The user environments chapter has a nice section explaining clearly the sequence of files accessed for profile information when a terminal window is opened, or other login-like activity. Similarly the chapters on monitoring resources seem to be pitched at just the right level.

Ward’s task is made difficult by the complexity of the underlying system. Linux has an air of “If it’s broke, fix it and if ain’t broke, fix it anyway”. Ward mentions at one point that a service in Linux had not changed for a while therefore it was ripe for replacement! Each new distribution appears to have heard about standardisation (i.e. where to put config files) but has chosen to ignore it. And if there is consistency in the options to Linux commands it is purely co-incidental.

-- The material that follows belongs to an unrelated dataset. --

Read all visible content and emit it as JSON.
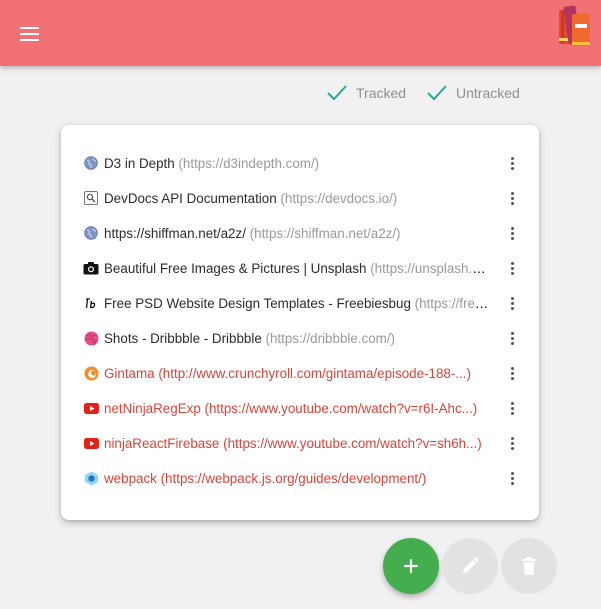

I think this is my biggest bugbear in Linux, I know which command to use but the right option flags are more just blindly remembered.

The more Linux-oriented faction of ScraperWiki seemed impressed by the coverage of the book. The chapter on shell scripting is enlightening, providing the mindset rather than the detail, so that you can solve your own problems. It’s also pragmatic in highlighting where to to step in shell scripting and move to another language. I was disturbed to discover that the open-square bracket character in shell script is actually a command. This “explain the big picture rather than trying to answer a load of little questions”, is a mark of a good technical book.  The detail you can find on Stackoverflow or other Googling.

How Linux Works has a good bibliography, it could do with a glossary of commands and an appendix of the more in depth material. That said it’s exactly the book I was looking for, and the writing style is just right. For my next task I will be filleting it for useful commands, and if someone could see their way to giving me a Dell XPS Developer Edition for “review”, I’ll be made up.